Nul mieux que le cinéma ne renseigne sur nos manières de voir qui se développent et se transforment sous nos yeux. Regarder sa main, détourner d’elle son regard, attraper l’œil, percer les yeux, enfin toucher pour voir, sont des gestes que le cinéma réinvente, des imaginaires tactiles qu’il ouvre à notre raison. Or, l’analyse de ces gestes permet de repérer des périodes de mutation pour la vision, accompagnée de ses inventions instrumentales : le XXIe siècle contemporain, le XIXe siècle positiviste, la Renaissance, enfin la Préhistoire que les films revisitent, du classicisme hollywoodien à l’extrême contemporain, en passant par l’essai documentaire et le film expérimental. L’œil détourné désigne dans ce livre cette histoire oblique du cinéma, que suppose la mise à distance de l’acte de voir.

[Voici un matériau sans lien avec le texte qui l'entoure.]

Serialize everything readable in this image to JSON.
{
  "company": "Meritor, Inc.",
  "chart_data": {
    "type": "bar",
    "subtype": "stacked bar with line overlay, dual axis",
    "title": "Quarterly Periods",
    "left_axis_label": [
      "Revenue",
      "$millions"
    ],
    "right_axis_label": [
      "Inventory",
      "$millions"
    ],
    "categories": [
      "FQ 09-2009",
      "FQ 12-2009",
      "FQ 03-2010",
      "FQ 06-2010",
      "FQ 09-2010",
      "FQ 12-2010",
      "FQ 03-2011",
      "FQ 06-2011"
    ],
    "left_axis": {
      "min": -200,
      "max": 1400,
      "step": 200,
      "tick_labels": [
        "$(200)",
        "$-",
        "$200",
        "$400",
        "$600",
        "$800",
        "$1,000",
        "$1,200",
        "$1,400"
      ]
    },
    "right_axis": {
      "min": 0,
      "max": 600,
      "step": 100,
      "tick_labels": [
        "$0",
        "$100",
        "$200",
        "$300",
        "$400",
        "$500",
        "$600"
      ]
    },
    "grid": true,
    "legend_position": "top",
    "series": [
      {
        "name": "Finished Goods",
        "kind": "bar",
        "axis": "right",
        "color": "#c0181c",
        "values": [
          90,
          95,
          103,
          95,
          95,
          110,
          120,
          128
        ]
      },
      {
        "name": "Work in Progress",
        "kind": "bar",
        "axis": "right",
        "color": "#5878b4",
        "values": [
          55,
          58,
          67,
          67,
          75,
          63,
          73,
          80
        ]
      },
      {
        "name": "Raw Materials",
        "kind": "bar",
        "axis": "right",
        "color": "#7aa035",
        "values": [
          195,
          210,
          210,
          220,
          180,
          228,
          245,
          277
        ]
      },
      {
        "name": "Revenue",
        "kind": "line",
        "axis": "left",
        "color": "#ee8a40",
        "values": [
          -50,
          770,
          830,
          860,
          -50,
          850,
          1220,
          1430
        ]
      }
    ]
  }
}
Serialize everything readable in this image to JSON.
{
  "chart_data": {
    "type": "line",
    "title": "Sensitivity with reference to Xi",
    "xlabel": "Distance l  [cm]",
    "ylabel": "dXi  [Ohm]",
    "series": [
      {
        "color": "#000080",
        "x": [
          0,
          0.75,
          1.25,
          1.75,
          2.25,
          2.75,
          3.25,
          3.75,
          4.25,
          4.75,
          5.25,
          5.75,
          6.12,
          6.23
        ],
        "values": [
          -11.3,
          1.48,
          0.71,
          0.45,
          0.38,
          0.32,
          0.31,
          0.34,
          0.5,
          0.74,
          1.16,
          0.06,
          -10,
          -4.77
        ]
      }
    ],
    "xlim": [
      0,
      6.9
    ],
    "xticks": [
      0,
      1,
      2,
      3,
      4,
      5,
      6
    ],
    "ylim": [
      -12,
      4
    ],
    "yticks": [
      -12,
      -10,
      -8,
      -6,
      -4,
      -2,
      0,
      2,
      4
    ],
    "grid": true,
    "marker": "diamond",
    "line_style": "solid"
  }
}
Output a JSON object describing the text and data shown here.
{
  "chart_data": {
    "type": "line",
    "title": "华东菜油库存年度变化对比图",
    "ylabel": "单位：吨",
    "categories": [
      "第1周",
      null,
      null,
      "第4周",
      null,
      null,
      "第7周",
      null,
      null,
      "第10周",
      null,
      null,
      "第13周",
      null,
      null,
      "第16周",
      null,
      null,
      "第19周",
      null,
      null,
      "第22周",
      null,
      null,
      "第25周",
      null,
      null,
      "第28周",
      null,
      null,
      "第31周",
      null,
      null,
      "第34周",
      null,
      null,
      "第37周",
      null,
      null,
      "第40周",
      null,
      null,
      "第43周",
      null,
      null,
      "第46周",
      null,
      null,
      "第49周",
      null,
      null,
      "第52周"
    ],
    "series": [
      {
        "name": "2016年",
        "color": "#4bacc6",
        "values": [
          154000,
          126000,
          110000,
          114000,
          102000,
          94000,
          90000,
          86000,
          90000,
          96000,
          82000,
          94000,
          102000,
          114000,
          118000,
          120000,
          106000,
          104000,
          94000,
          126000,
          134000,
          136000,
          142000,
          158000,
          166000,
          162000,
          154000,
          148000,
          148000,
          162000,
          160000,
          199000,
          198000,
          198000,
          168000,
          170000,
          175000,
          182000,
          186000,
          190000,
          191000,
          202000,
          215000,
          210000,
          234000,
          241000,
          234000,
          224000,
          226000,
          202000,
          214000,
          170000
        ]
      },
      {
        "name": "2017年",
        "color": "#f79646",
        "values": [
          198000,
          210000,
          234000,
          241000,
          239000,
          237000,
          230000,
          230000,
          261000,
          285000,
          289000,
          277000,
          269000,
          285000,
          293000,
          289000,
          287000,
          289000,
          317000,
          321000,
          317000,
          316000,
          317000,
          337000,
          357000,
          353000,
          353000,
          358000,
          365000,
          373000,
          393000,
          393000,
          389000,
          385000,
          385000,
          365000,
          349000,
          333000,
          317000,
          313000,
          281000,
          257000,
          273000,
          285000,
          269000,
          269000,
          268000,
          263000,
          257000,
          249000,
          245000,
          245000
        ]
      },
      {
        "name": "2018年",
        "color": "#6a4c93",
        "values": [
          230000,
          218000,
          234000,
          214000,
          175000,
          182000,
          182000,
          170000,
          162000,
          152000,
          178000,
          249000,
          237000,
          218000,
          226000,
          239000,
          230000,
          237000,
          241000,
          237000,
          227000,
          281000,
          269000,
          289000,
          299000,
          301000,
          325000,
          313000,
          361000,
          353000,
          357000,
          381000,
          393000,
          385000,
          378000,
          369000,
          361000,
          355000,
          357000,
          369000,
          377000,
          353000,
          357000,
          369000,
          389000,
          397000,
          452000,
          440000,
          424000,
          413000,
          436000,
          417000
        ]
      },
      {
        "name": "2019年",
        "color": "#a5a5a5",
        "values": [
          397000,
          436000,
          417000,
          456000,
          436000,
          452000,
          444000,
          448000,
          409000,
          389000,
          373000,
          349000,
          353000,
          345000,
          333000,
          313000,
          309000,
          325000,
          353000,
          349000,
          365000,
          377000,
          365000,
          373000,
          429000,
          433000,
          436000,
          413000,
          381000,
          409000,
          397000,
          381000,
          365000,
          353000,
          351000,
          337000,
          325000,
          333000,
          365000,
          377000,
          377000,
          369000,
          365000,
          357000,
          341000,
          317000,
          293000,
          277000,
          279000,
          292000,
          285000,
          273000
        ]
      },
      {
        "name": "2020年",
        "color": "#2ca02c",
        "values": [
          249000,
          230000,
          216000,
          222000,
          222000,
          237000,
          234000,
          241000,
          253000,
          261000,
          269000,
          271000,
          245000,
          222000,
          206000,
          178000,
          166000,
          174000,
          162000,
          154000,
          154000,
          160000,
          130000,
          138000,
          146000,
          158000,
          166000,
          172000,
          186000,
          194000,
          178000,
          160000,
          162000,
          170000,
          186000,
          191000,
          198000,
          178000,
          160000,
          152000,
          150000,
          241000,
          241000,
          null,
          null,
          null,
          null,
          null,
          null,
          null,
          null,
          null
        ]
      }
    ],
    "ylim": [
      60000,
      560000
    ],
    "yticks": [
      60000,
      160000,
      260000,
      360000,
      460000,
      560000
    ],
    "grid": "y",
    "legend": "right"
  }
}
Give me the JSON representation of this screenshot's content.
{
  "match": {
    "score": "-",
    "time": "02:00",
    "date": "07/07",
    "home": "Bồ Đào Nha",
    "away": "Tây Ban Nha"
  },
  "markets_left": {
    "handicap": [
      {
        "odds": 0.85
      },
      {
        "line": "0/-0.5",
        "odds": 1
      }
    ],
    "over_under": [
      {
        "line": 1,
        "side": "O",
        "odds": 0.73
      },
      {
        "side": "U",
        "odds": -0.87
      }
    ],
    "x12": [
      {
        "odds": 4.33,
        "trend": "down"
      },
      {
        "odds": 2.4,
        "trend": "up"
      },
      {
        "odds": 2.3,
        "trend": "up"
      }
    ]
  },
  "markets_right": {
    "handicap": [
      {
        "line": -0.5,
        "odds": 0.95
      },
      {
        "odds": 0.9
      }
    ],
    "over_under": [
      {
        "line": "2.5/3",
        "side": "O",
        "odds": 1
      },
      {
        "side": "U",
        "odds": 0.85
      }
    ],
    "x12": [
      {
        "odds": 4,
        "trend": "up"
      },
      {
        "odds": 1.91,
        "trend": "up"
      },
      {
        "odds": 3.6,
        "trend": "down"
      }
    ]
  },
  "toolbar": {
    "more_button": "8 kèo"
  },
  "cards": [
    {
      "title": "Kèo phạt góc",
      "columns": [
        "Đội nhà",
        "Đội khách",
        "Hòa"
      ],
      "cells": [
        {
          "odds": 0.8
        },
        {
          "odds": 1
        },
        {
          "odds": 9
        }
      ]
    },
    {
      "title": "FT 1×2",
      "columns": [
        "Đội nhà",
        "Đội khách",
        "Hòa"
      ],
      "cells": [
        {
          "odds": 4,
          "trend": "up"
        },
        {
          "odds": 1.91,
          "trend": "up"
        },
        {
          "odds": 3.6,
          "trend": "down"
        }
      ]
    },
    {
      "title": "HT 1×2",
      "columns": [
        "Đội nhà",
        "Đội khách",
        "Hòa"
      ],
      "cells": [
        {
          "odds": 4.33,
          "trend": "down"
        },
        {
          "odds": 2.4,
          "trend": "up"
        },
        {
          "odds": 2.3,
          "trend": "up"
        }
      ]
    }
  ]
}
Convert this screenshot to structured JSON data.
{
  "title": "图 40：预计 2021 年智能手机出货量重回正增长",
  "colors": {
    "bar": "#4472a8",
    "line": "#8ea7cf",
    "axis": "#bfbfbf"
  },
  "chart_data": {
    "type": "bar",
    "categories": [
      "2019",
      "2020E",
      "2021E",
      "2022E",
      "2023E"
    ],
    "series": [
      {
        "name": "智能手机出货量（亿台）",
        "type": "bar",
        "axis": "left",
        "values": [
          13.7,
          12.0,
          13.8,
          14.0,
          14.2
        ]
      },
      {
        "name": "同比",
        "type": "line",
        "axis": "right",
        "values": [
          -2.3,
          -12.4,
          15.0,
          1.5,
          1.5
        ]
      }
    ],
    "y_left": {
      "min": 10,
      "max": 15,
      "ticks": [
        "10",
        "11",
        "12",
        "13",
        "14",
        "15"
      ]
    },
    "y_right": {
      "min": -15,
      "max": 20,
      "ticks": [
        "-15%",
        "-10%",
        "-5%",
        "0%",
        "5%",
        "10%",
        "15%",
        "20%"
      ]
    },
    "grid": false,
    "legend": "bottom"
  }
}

Nouée à l’œil par le montage, la main déjoue les cadres figés de nos façons de regarder et redessine d’un film à l’autre les contours de notre humanité : métamorphosée par l’animal, hantée par les machines, abîmée par le travail.
Emmanuelle André est professeur à l’université Paris 7-Diderot.Elle a publié des ouvrages qui relient l’esthétique du cinéma, l’histoire de l’art et l’anthropologie des images, notamment Esthétique du motif. Cinéma, musique, peinture (2007) et Le Choc du sujet. De l’hystérie au cinéma (2011). Elle écrit par ailleurs dans les revues Trafic, Art Press, Screen, Vertigo, CinémaS. Le motif de l’œil (détourné, relayé, distrait) hante ses travaux.